Summer Reading image processing with Python

tl;dr: I wrote a Python script so we could digitize 248 pieces of Summer Reading art in 2 minutes – and save us days of scanning and editing by hand!

The theme of our Summer Programming at the library this year was “All together now”: for the occasion, our colleague Lydia designed an activity where kids and their families would decorate plywood tiles using drawing, stamping, light cross-stitching and crayon melting that would come together in one big mosaic at the end of Summer!

The logo for the All Together Now Summer Reading programming theme. On the left of the logo: a light-skinned girl and a black-skinned girl in sports clothes carry an orange tray of books. They are blowing bubble gum bubbles. On the right of the logo: the words All Together Now in white. The background of the logo is teal colored. The background of the picture is a textured yellow.

In the back of our minds, we thought it would be cool to digitize all that art to put on the MakerSpace website for people to see. We all believed it was a great idea – and before we knew it we found ourselves looking at a stack of over 200 tiles with volume and texture that wouldn’t sit well in a scanner!

Summer Reading programming had wrapped up, kids and their families were waiting to see their art online and we needed the tiles for mounting as a mosaic on the wall of the MakerSpace…So I came up with a plan and got to work!

Prep and dataset

The first challenge was to digitize each unique tile while preserving their individuality – texture, volume and all.

I quickly decided that it wasn’t worth trying to squish them in our scanner: instead, I brought out of storage the overhead filming rig we had put together during the COVID pandemic to film Take-and-Make videos and some of the tutorials for our new equipment!

A jig made of PVC pipes sits on a wood table in an office area. At the top of the jig, a smartphones looks down at a set of tiles held in place by a piece of chipboard. The piece of chipboard is lined up with three strips of blue masking tape.

Thanks to the jig, a laser-cut piece of chipboard and an old Pixel smartphone we had lying around, I photographed the tiles in batches of six with consistent positioning and little distortion!

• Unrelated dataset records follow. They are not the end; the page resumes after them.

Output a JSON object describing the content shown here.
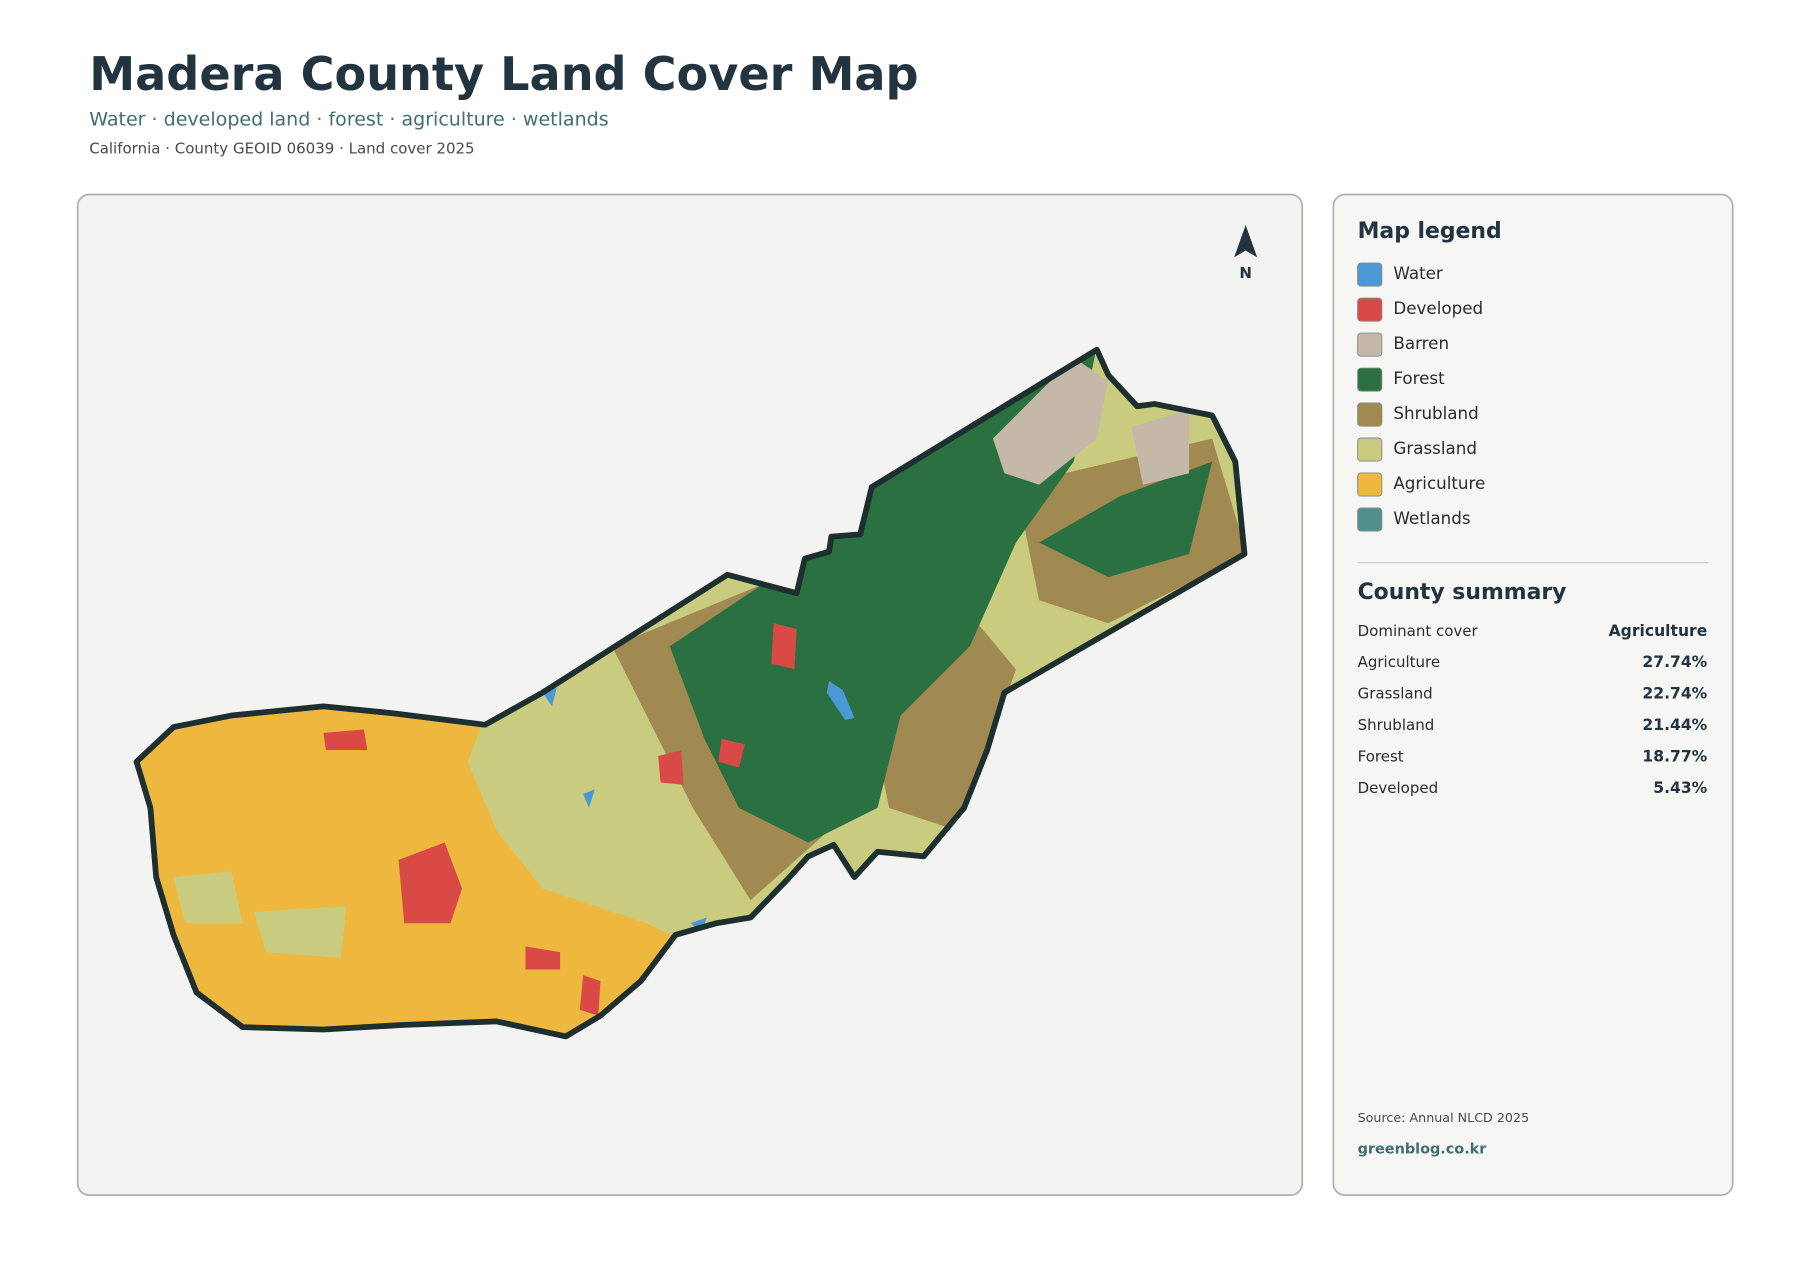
{
  "header": {
    "title": "Madera County Land Cover Map",
    "subtitle": "Water · developed land · forest · agriculture · wetlands",
    "caption": "California · County GEOID 06039 · Land cover 2025"
  },
  "map": {
    "north_label": "N"
  },
  "legend": {
    "title": "Map legend",
    "items": [
      {
        "label": "Water",
        "color": "#4a98d6"
      },
      {
        "label": "Developed",
        "color": "#d94a47"
      },
      {
        "label": "Barren",
        "color": "#c4b8a8"
      },
      {
        "label": "Forest",
        "color": "#2a7040"
      },
      {
        "label": "Shrubland",
        "color": "#a08a52"
      },
      {
        "label": "Grassland",
        "color": "#c9cc7e"
      },
      {
        "label": "Agriculture",
        "color": "#eeb83e"
      },
      {
        "label": "Wetlands",
        "color": "#4e918c"
      }
    ]
  },
  "summary": {
    "title": "County summary",
    "rows": [
      [
        "Dominant cover",
        "Agriculture"
      ],
      [
        "Agriculture",
        "27.74%"
      ],
      [
        "Grassland",
        "22.74%"
      ],
      [
        "Shrubland",
        "21.44%"
      ],
      [
        "Forest",
        "18.77%"
      ],
      [
        "Developed",
        "5.43%"
      ]
    ]
  },
  "footer": {
    "source": "Source: Annual NLCD 2025",
    "site": "greenblog.co.kr"
  }
}
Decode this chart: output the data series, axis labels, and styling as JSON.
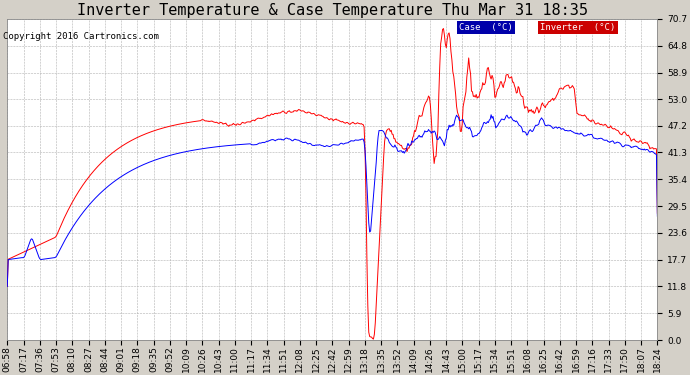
{
  "title": "Inverter Temperature & Case Temperature Thu Mar 31 18:35",
  "copyright": "Copyright 2016 Cartronics.com",
  "yticks": [
    0.0,
    5.9,
    11.8,
    17.7,
    23.6,
    29.5,
    35.4,
    41.3,
    47.2,
    53.0,
    58.9,
    64.8,
    70.7
  ],
  "ylim": [
    0.0,
    70.7
  ],
  "bg_color": "#d4d0c8",
  "plot_bg_color": "#ffffff",
  "grid_color": "#b0b0b0",
  "case_color": "#0000ff",
  "inverter_color": "#ff0000",
  "legend_case_bg": "#0000aa",
  "legend_inv_bg": "#cc0000",
  "title_fontsize": 11,
  "copyright_fontsize": 6.5,
  "tick_fontsize": 6.5,
  "xtick_labels": [
    "06:58",
    "07:17",
    "07:36",
    "07:53",
    "08:10",
    "08:27",
    "08:44",
    "09:01",
    "09:18",
    "09:35",
    "09:52",
    "10:09",
    "10:26",
    "10:43",
    "11:00",
    "11:17",
    "11:34",
    "11:51",
    "12:08",
    "12:25",
    "12:42",
    "12:59",
    "13:18",
    "13:35",
    "13:52",
    "14:09",
    "14:26",
    "14:43",
    "15:00",
    "15:17",
    "15:34",
    "15:51",
    "16:08",
    "16:25",
    "16:42",
    "16:59",
    "17:16",
    "17:33",
    "17:50",
    "18:07",
    "18:24"
  ]
}
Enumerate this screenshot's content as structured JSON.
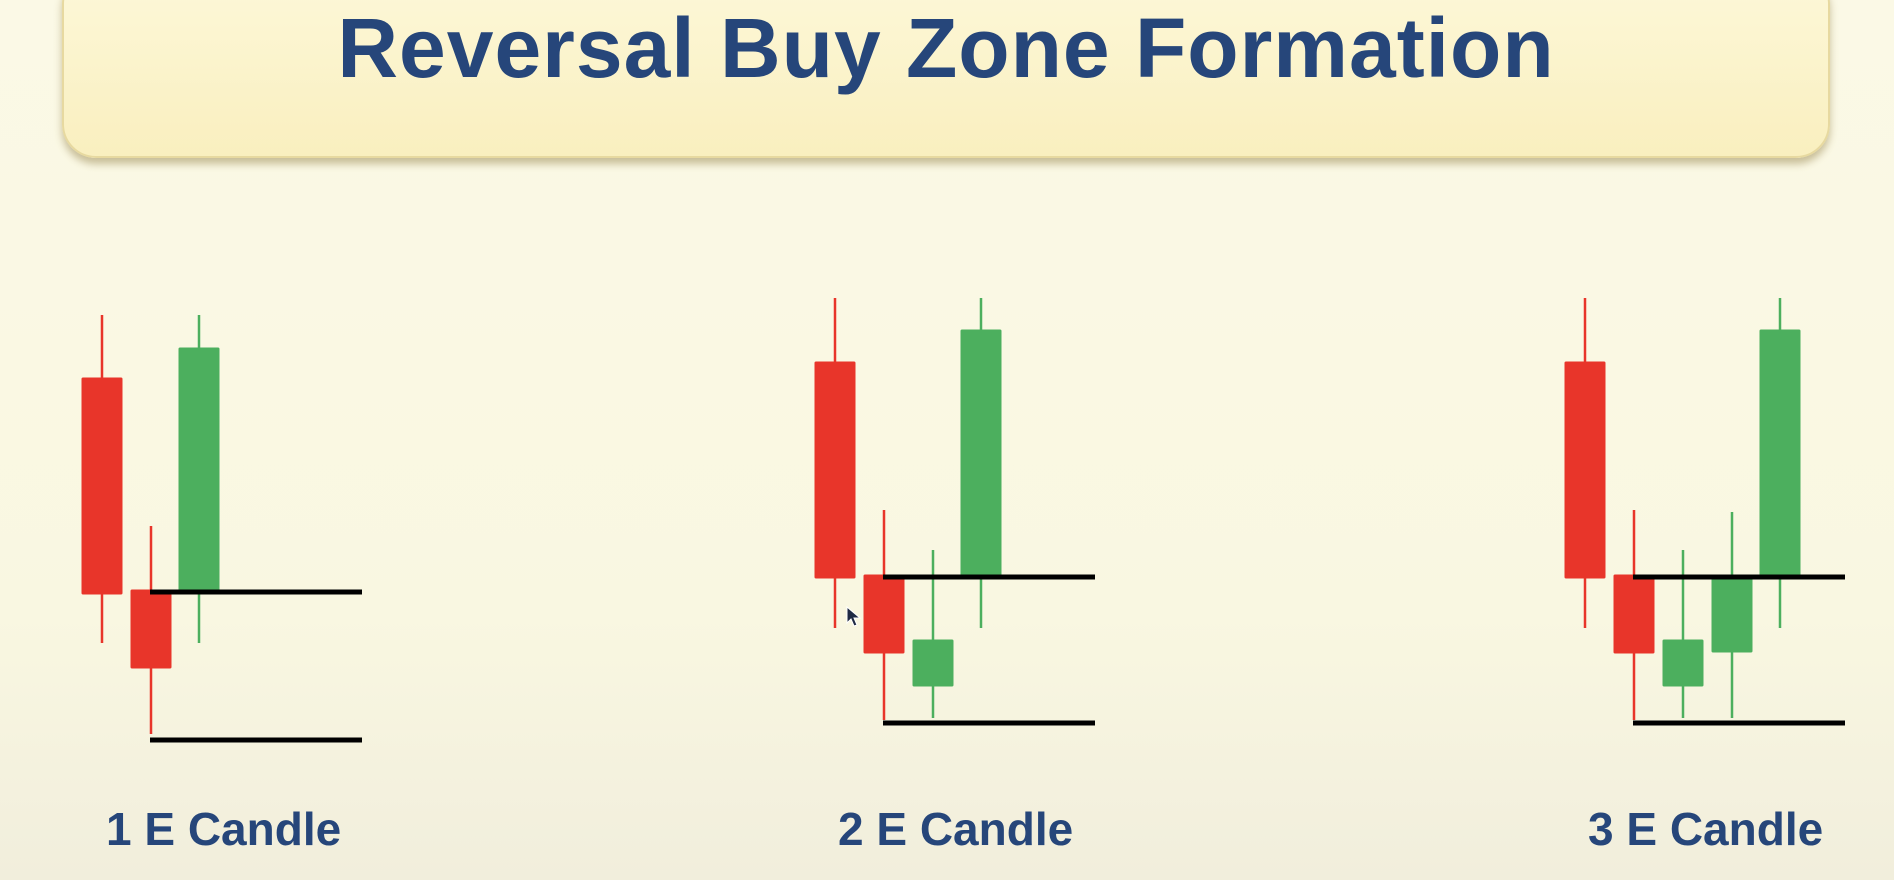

With a consistent set of pictures to work with, it was time to start conceptualizing and writing the script.

Python workflow

I decided the script should rely on fundamental libraries like os, Pathlib, and Pillow as much as possible. Here’s a breakdown of how it works:

  1. File opening: I used os and Pathlib to manage and open the source files, sources directories and their paths;
  2. Image Processing with Pillow: I already had experience with the Pillow library for image processing so I played to my strength and used that same library to turn the image files into Pillow objects;
  3. Tile Isolation: The script isolates each tile within the group photo thanks to a specific set of coordinates – we know they’re fixed in space thanks to the chipboard jig! – and saves each isolated tile as a Pillow object in a dedicated list;
  4. Saving the digitized tiles: After extracting, the script goes through each item in the list and uses Pillow’s .save() function and a unique filename to save each isolated tile to a specific file.

The result

After running a couple tests, I unleashed it on our data set. All the tiles were sorted out in less than a couple minutes! Was the result perfect? Not quite enough for me! Due to the variations in volume, angles and lighting, there are still some little flaws in the alignment here and there. But it is good enough for our project? Absolutely!

This might not seem like a big deal, but in a context where we are constantly trying to make the best use of County money and resources, this probably saved us about a couple days of work! And we’ll be able to keep using the script for more projects like these in the future.